How mistakes made in the cockpit can be used to help startup founders – a short series.
- Julian Hickman
- Jul 14
- 2 min read

In the high-stakes world of aviation, risk is ever-present and the margin for error is razor-thin. Every takeoff, landing, and decision in the cockpit is underpinned by a culture of safety, rigorous protocols, and a relentless focus on learning from mistakes. Over decades, the aviation industry has become a global benchmark for risk management—transforming lessons from accidents and near-misses into robust systems that keep millions of passengers safe every day.
But what does this have to do with early-stage venture and startup business leaders? At first glance, the worlds of aviation and entrepreneurship may seem worlds apart. Yet, both operate in environments defined by uncertainty, rapid change, and the need to make critical decisions with incomplete information. For founders and leaders navigating the turbulence of a new business, the stakes—while different—are just as real: a single misstep can mean the difference between breakthrough and burnout.

The case for cross-industry learning
Aviation’s approach to risk management is not just about compliance or ticking boxes. It’s a living, breathing system that integrates:
Proactive risk identification: Spotting potential threats before they escalate.
Structured assessment and mitigation: Using data-driven tools and scenario planning to evaluate and address risks.
Continuous monitoring and feedback: Learning from every incident, no matter how small, and adapting processes accordingly.
A culture of transparency and accountability: Encouraging open reporting and shared responsibility for safety.
These principles have helped aviation achieve one of the safest records of any industry. It’s not easy, others have tried to copy and not succeeded. For startups though, where uncertainty is the norm and resources are limited, adopting even a fraction of this mindset can be transformative.

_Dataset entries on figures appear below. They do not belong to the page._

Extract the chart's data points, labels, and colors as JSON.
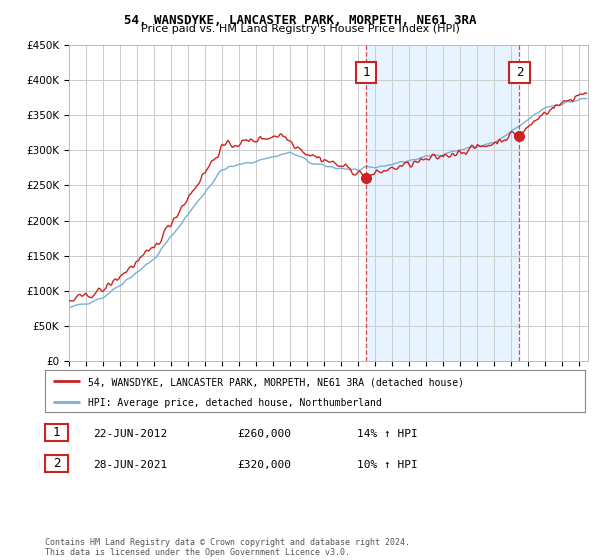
{
  "title": "54, WANSDYKE, LANCASTER PARK, MORPETH, NE61 3RA",
  "subtitle": "Price paid vs. HM Land Registry's House Price Index (HPI)",
  "legend_line1": "54, WANSDYKE, LANCASTER PARK, MORPETH, NE61 3RA (detached house)",
  "legend_line2": "HPI: Average price, detached house, Northumberland",
  "sale1_label": "1",
  "sale1_date": "22-JUN-2012",
  "sale1_price": "£260,000",
  "sale1_hpi": "14% ↑ HPI",
  "sale1_year": 2012.47,
  "sale1_value": 260000,
  "sale2_label": "2",
  "sale2_date": "28-JUN-2021",
  "sale2_price": "£320,000",
  "sale2_hpi": "10% ↑ HPI",
  "sale2_year": 2021.47,
  "sale2_value": 320000,
  "ylim_min": 0,
  "ylim_max": 450000,
  "yticks": [
    0,
    50000,
    100000,
    150000,
    200000,
    250000,
    300000,
    350000,
    400000,
    450000
  ],
  "ytick_labels": [
    "£0",
    "£50K",
    "£100K",
    "£150K",
    "£200K",
    "£250K",
    "£300K",
    "£350K",
    "£400K",
    "£450K"
  ],
  "hpi_color": "#7ab0d4",
  "price_color": "#cc2222",
  "vline_color": "#cc2222",
  "shade_color": "#ddeeff",
  "background_color": "#ffffff",
  "grid_color": "#cccccc",
  "footnote": "Contains HM Land Registry data © Crown copyright and database right 2024.\nThis data is licensed under the Open Government Licence v3.0.",
  "xlim_min": 1995,
  "xlim_max": 2025.5
}
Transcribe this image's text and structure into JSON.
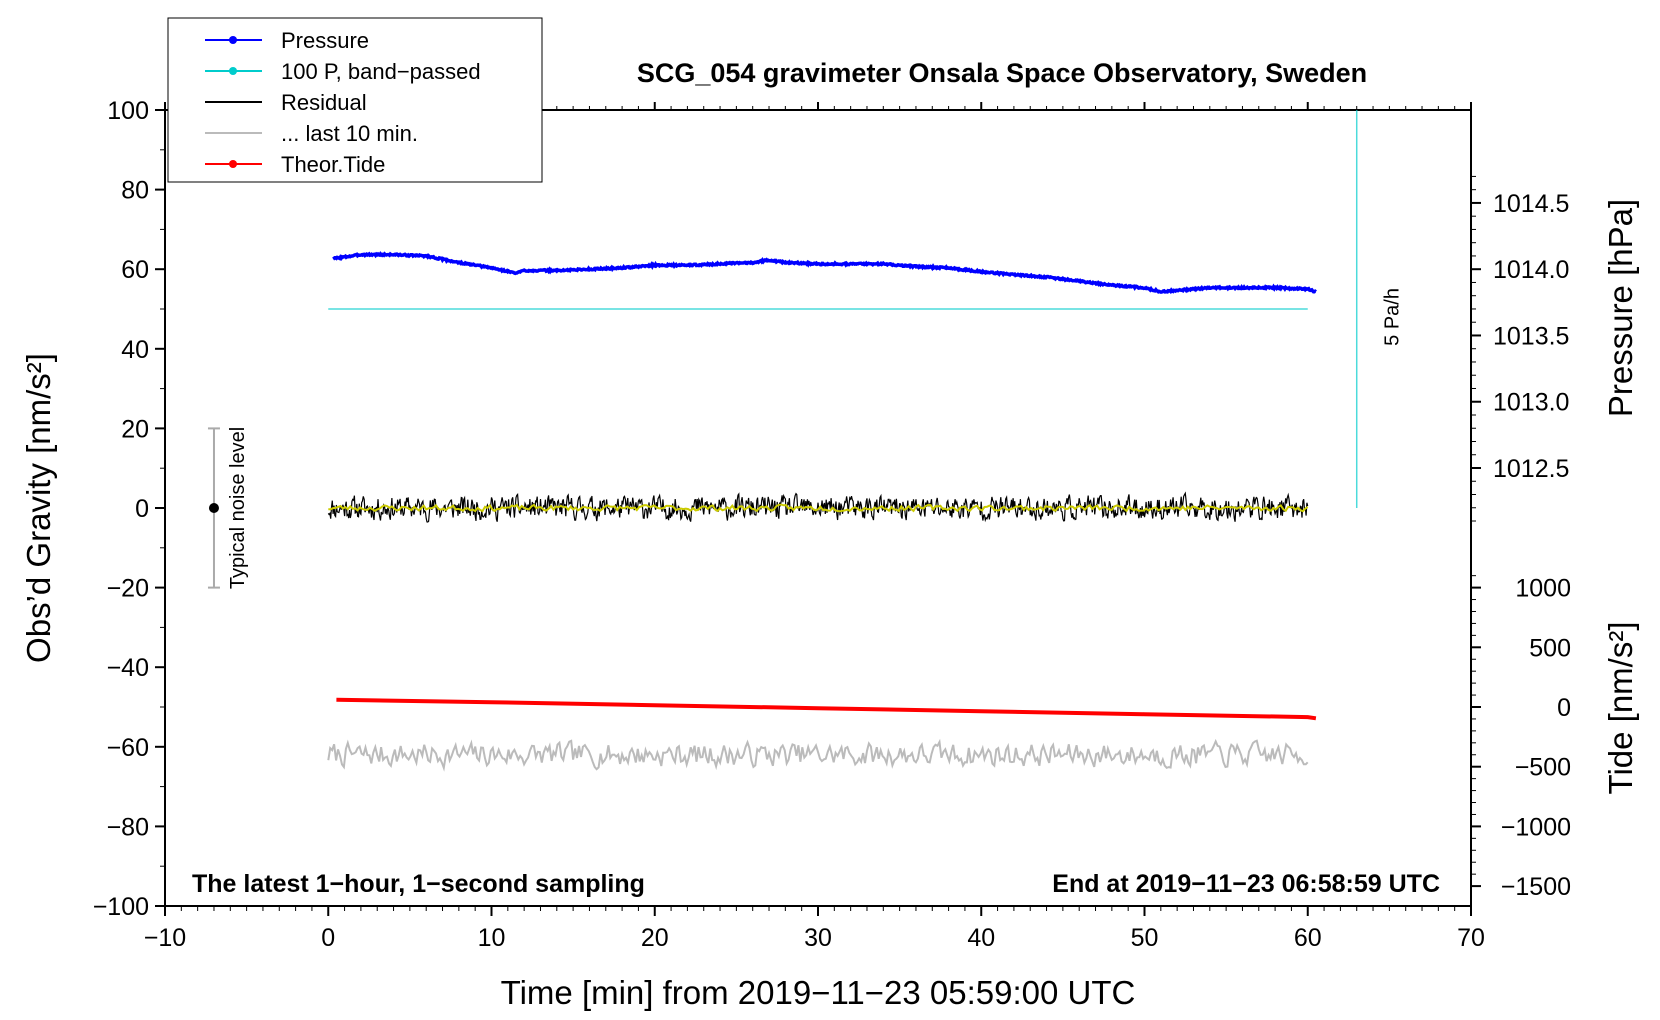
{
  "chart_data": {
    "type": "line",
    "title": "SCG_054 gravimeter Onsala Space Observatory, Sweden",
    "xlabel": "Time [min] from 2019−11−23 05:59:00 UTC",
    "ylabel_left": "Obs’d Gravity [nm/s²]",
    "ylabel_right_top": "Pressure [hPa]",
    "ylabel_right_bottom": "Tide [nm/s²]",
    "xlim": [
      -10,
      70
    ],
    "ylim": [
      -100,
      100
    ],
    "x_ticks": [
      -10,
      0,
      10,
      20,
      30,
      40,
      50,
      60,
      70
    ],
    "x_tick_labels": [
      "−10",
      "0",
      "10",
      "20",
      "30",
      "40",
      "50",
      "60",
      "70"
    ],
    "y_ticks": [
      -100,
      -80,
      -60,
      -40,
      -20,
      0,
      20,
      40,
      60,
      80,
      100
    ],
    "y_tick_labels": [
      "−100",
      "−80",
      "−60",
      "−40",
      "−20",
      "0",
      "20",
      "40",
      "60",
      "80",
      "100"
    ],
    "pressure_axis": {
      "ticks": [
        1012.5,
        1013.0,
        1013.5,
        1014.0,
        1014.5
      ],
      "tick_labels": [
        "1012.5",
        "1013.0",
        "1013.5",
        "1014.0",
        "1014.5"
      ],
      "gravity_at_1014": 60,
      "gravity_per_hPa": 33.3
    },
    "tide_axis": {
      "ticks": [
        -1500,
        -1000,
        -500,
        0,
        500,
        1000
      ],
      "tick_labels": [
        "−1500",
        "−1000",
        "−500",
        "0",
        "500",
        "1000"
      ],
      "gravity_at_zero": -50,
      "gravity_per_unit": 0.03
    },
    "legend": {
      "position": "top-left",
      "entries": [
        {
          "label": "Pressure",
          "color": "#0000ff",
          "marker": true
        },
        {
          "label": "100 P, band−passed",
          "color": "#00cccc",
          "marker": true
        },
        {
          "label": "Residual",
          "color": "#000000",
          "marker": false
        },
        {
          "label": "... last 10 min.",
          "color": "#bbbbbb",
          "marker": false
        },
        {
          "label": "Theor.Tide",
          "color": "#ff0000",
          "marker": true
        }
      ]
    },
    "series": [
      {
        "name": "Pressure",
        "unit": "hPa",
        "color": "#0000ff",
        "x": [
          0.3,
          2,
          4,
          6,
          8,
          10,
          11.5,
          12,
          14,
          16,
          18,
          20,
          22,
          24,
          26,
          27,
          28,
          30,
          32,
          34,
          36,
          38,
          40,
          42,
          44,
          46,
          48,
          50,
          51,
          52,
          54,
          56,
          58,
          60,
          60.5
        ],
        "values": [
          1014.08,
          1014.11,
          1014.11,
          1014.1,
          1014.05,
          1014.01,
          1013.97,
          1013.99,
          1013.99,
          1014.0,
          1014.01,
          1014.03,
          1014.03,
          1014.04,
          1014.05,
          1014.07,
          1014.05,
          1014.04,
          1014.04,
          1014.04,
          1014.02,
          1014.01,
          1013.98,
          1013.96,
          1013.94,
          1013.91,
          1013.88,
          1013.86,
          1013.83,
          1013.84,
          1013.86,
          1013.86,
          1013.86,
          1013.85,
          1013.83
        ]
      },
      {
        "name": "100 P, band−passed",
        "unit": "nm/s²",
        "color": "#00cccc",
        "x": [
          0,
          60
        ],
        "values": [
          50,
          50
        ]
      },
      {
        "name": "Residual",
        "unit": "nm/s²",
        "color": "#000000",
        "x": [
          0,
          60
        ],
        "values": [
          0,
          0
        ],
        "noise_amplitude": 4
      },
      {
        "name": "Residual (smoothed)",
        "unit": "nm/s²",
        "color": "#cccc00",
        "x": [
          0,
          60
        ],
        "values": [
          0,
          0
        ],
        "noise_amplitude": 1
      },
      {
        "name": "... last 10 min.",
        "unit": "nm/s²",
        "color": "#bbbbbb",
        "x": [
          0,
          60
        ],
        "values": [
          -62,
          -62
        ],
        "noise_amplitude": 4
      },
      {
        "name": "Theor.Tide",
        "unit": "nm/s²",
        "color": "#ff0000",
        "x": [
          0.5,
          10,
          20,
          30,
          40,
          50,
          60,
          60.5
        ],
        "values": [
          60,
          40,
          15,
          -10,
          -35,
          -60,
          -85,
          -95
        ]
      }
    ],
    "noise_bar": {
      "label": "Typical noise level",
      "x": -7,
      "center": 0,
      "range": [
        -20,
        20
      ]
    },
    "drift_line": {
      "label": "5 Pa/h",
      "x": 63,
      "range": [
        0,
        100
      ]
    },
    "footer_left": "The latest 1−hour, 1−second sampling",
    "footer_right": "End at 2019−11−23 06:58:59 UTC"
  }
}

Why startups can be helped by aviation’s mistakes
Early-stage ventures face a unique set of risks: market shifts, funding gaps, regulatory hurdles, and the ever-present threat of running out of cash, or time, or often both. Unlike established corporations, startups often lack the institutional memory or formal processes to manage these risks effectively. This is where aviation’s lessons become invaluable:
Systematic risk assessment helps founders prioritize what truly matters, rather than reacting to the loudest problem.
Checklists and standard operating procedures reduce the chance of costly oversights, especially under pressure.
Open communication and a “Just Culture” foster psychological safety, enabling teams to surface issues early and learn from mistakes without fear of blame.
Continuous improvement ensures that every setback becomes a stepping stone, not a stumbling block.

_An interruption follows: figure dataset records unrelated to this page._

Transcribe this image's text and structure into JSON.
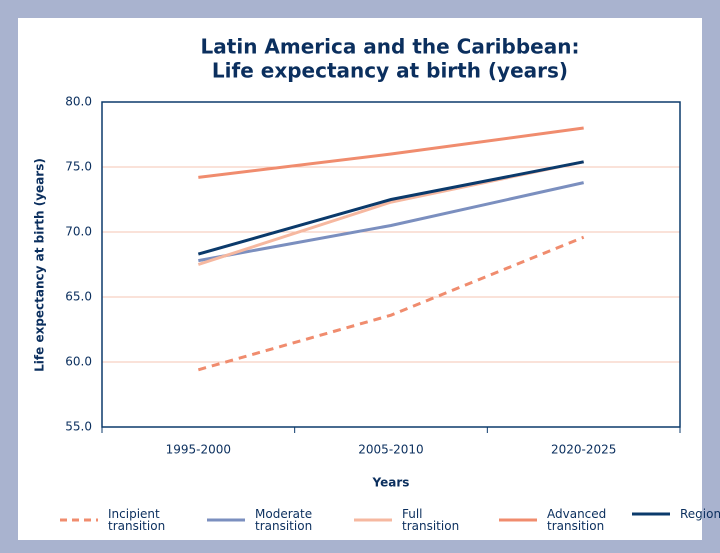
{
  "chart_data": {
    "type": "line",
    "title": [
      "Latin America and the Caribbean:",
      "Life expectancy at birth (years)"
    ],
    "x_label": "Years",
    "y_label": "Life expectancy at birth (years)",
    "categories": [
      "1995-2000",
      "2005-2010",
      "2020-2025"
    ],
    "series": [
      {
        "name": "Incipient transition",
        "color": "#f08c6e",
        "dashed": true,
        "values": [
          59.4,
          63.6,
          69.6
        ]
      },
      {
        "name": "Moderate transition",
        "color": "#7b8fbf",
        "values": [
          67.8,
          70.5,
          73.8
        ]
      },
      {
        "name": "Full transition",
        "color": "#f6b8a0",
        "values": [
          67.5,
          72.3,
          75.4
        ]
      },
      {
        "name": "Advanced transition",
        "color": "#f08c6e",
        "values": [
          74.2,
          76.0,
          78.0
        ]
      },
      {
        "name": "Region",
        "color": "#0b3a6b",
        "values": [
          68.3,
          72.5,
          75.4
        ]
      }
    ],
    "ylim": [
      55,
      80
    ],
    "yticks": [
      {
        "value": 55,
        "label": "55.0"
      },
      {
        "value": 60,
        "label": "60.0"
      },
      {
        "value": 65,
        "label": "65.0"
      },
      {
        "value": 70,
        "label": "70.0"
      },
      {
        "value": 75,
        "label": "75.0"
      },
      {
        "value": 80,
        "label": "80.0"
      }
    ],
    "grid": true,
    "legend": "bottom"
  }
}
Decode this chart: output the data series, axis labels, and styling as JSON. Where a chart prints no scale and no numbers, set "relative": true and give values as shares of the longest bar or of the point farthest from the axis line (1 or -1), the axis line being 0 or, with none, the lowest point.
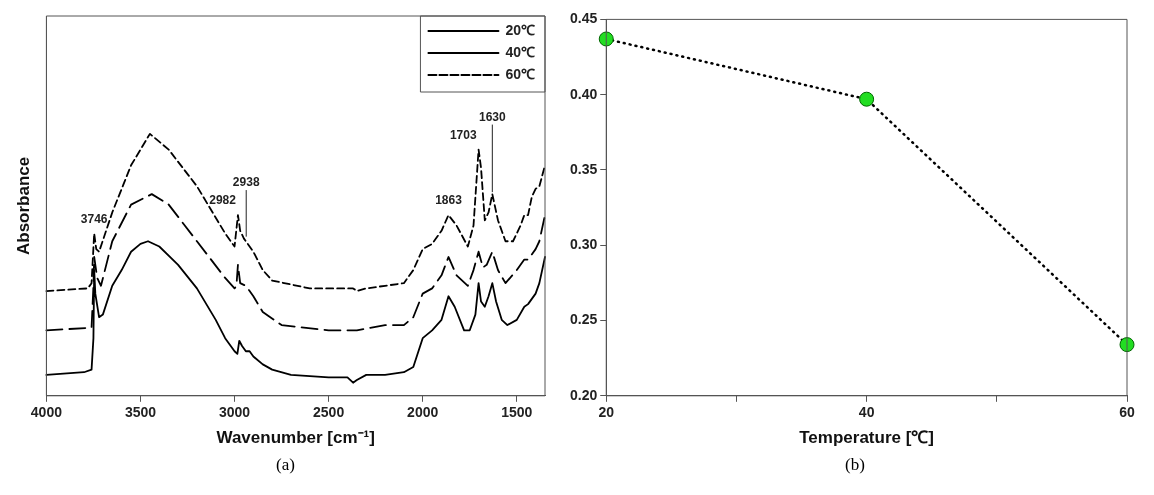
{
  "chart_data": [
    {
      "type": "line",
      "relative": true,
      "xlabel": "Wavenumber [cm⁻¹]",
      "ylabel": "Absorbance",
      "xlim": [
        4000,
        1350
      ],
      "xticks": [
        4000,
        3500,
        3000,
        2500,
        2000,
        1500
      ],
      "tick_labels": "x",
      "legend": "top right",
      "series": [
        {
          "name": "20℃",
          "color": "#000000",
          "line_style": "solid",
          "x": [
            4000,
            3800,
            3760,
            3750,
            3746,
            3740,
            3720,
            3700,
            3650,
            3600,
            3550,
            3500,
            3460,
            3400,
            3300,
            3200,
            3100,
            3050,
            3000,
            2985,
            2975,
            2960,
            2940,
            2920,
            2900,
            2850,
            2800,
            2700,
            2500,
            2400,
            2370,
            2350,
            2300,
            2200,
            2100,
            2050,
            2000,
            1950,
            1900,
            1863,
            1830,
            1780,
            1750,
            1720,
            1703,
            1690,
            1670,
            1650,
            1630,
            1610,
            1580,
            1550,
            1500,
            1460,
            1440,
            1400,
            1380,
            1350
          ],
          "values": [
            0.08,
            0.09,
            0.1,
            0.22,
            0.48,
            0.39,
            0.3,
            0.31,
            0.42,
            0.48,
            0.55,
            0.58,
            0.59,
            0.57,
            0.5,
            0.41,
            0.29,
            0.22,
            0.17,
            0.16,
            0.21,
            0.19,
            0.17,
            0.17,
            0.15,
            0.12,
            0.1,
            0.08,
            0.07,
            0.07,
            0.05,
            0.06,
            0.08,
            0.08,
            0.09,
            0.11,
            0.22,
            0.25,
            0.29,
            0.38,
            0.34,
            0.25,
            0.25,
            0.31,
            0.43,
            0.36,
            0.34,
            0.38,
            0.43,
            0.36,
            0.29,
            0.27,
            0.29,
            0.34,
            0.35,
            0.39,
            0.43,
            0.53
          ]
        },
        {
          "name": "40℃",
          "color": "#000000",
          "line_style": "dashed",
          "x": [
            4000,
            3760,
            3750,
            3746,
            3730,
            3710,
            3650,
            3550,
            3440,
            3350,
            3200,
            3050,
            3000,
            2990,
            2982,
            2970,
            2940,
            2900,
            2850,
            2750,
            2500,
            2370,
            2350,
            2200,
            2100,
            2050,
            2000,
            1950,
            1900,
            1863,
            1820,
            1760,
            1730,
            1703,
            1680,
            1660,
            1630,
            1600,
            1560,
            1500,
            1460,
            1440,
            1400,
            1380,
            1350
          ],
          "values": [
            0.25,
            0.26,
            0.42,
            0.53,
            0.45,
            0.42,
            0.59,
            0.73,
            0.77,
            0.73,
            0.59,
            0.45,
            0.41,
            0.42,
            0.5,
            0.43,
            0.42,
            0.38,
            0.32,
            0.27,
            0.25,
            0.25,
            0.25,
            0.27,
            0.27,
            0.3,
            0.39,
            0.41,
            0.46,
            0.53,
            0.46,
            0.42,
            0.48,
            0.55,
            0.49,
            0.5,
            0.55,
            0.48,
            0.43,
            0.48,
            0.52,
            0.52,
            0.56,
            0.59,
            0.69
          ]
        },
        {
          "name": "60℃",
          "color": "#000000",
          "line_style": "dashed",
          "x": [
            4000,
            3780,
            3760,
            3746,
            3735,
            3720,
            3650,
            3550,
            3450,
            3350,
            3200,
            3050,
            3000,
            2982,
            2970,
            2950,
            2920,
            2900,
            2850,
            2800,
            2600,
            2370,
            2350,
            2300,
            2200,
            2100,
            2050,
            2000,
            1950,
            1900,
            1863,
            1820,
            1760,
            1730,
            1703,
            1690,
            1670,
            1650,
            1630,
            1600,
            1560,
            1520,
            1480,
            1460,
            1440,
            1420,
            1400,
            1380,
            1350
          ],
          "values": [
            0.4,
            0.41,
            0.43,
            0.62,
            0.56,
            0.55,
            0.7,
            0.88,
            1,
            0.94,
            0.8,
            0.62,
            0.57,
            0.69,
            0.63,
            0.6,
            0.57,
            0.55,
            0.48,
            0.44,
            0.41,
            0.41,
            0.4,
            0.41,
            0.42,
            0.43,
            0.48,
            0.56,
            0.58,
            0.63,
            0.69,
            0.65,
            0.57,
            0.65,
            0.94,
            0.87,
            0.67,
            0.7,
            0.77,
            0.67,
            0.59,
            0.59,
            0.65,
            0.69,
            0.69,
            0.76,
            0.79,
            0.8,
            0.88
          ]
        }
      ],
      "annotations": [
        {
          "text": "3746",
          "x": 3746,
          "y": 0.62
        },
        {
          "text": "2982",
          "x": 2982,
          "y": 0.69
        },
        {
          "text": "2938",
          "x": 2938,
          "y": 0.6
        },
        {
          "text": "1863",
          "x": 1863,
          "y": 0.69
        },
        {
          "text": "1703",
          "x": 1703,
          "y": 0.94
        },
        {
          "text": "1630",
          "x": 1630,
          "y": 0.77
        },
        "(a)"
      ]
    },
    {
      "type": "line",
      "xlabel": "Temperature [℃]",
      "xlim": [
        20,
        60
      ],
      "xticks": [
        20,
        {
          "value": 30,
          "label": null
        },
        40,
        {
          "value": 50,
          "label": null
        },
        60
      ],
      "ylim": [
        0.2,
        0.45
      ],
      "yticks": [
        {
          "value": 0.2,
          "label": "0.20"
        },
        0.25,
        {
          "value": 0.3,
          "label": "0.30"
        },
        0.35,
        {
          "value": 0.4,
          "label": "0.40"
        },
        0.45
      ],
      "marker": "circle",
      "line_style": "dotted",
      "x": [
        20,
        40,
        60
      ],
      "values": [
        0.437,
        0.397,
        0.234
      ],
      "color": "#22dd22",
      "annotations": [
        "(b)"
      ]
    }
  ]
}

What to expect in this series
This blog series will explore how the aviation industry’s approach to risk management can be adapted to the startup context. We’ll break down the core pillars of aviation safety— risk identification, risk mitigation, continuous monitoring, and cultural transformation—to illustrate how each can be applied to the challenges faced by early-stage business leaders.
Whether you’re a founder, investor, or team member, these insights will help you build a more resilient, adaptable, and ultimately successful venture. By learning from the skies, you can navigate the uncertainties of entrepreneurship with greater confidence and clarity.
Let’s take off on this journey together—because in both aviation and startups, the best way to manage risk is to prepare for it, not just react to it.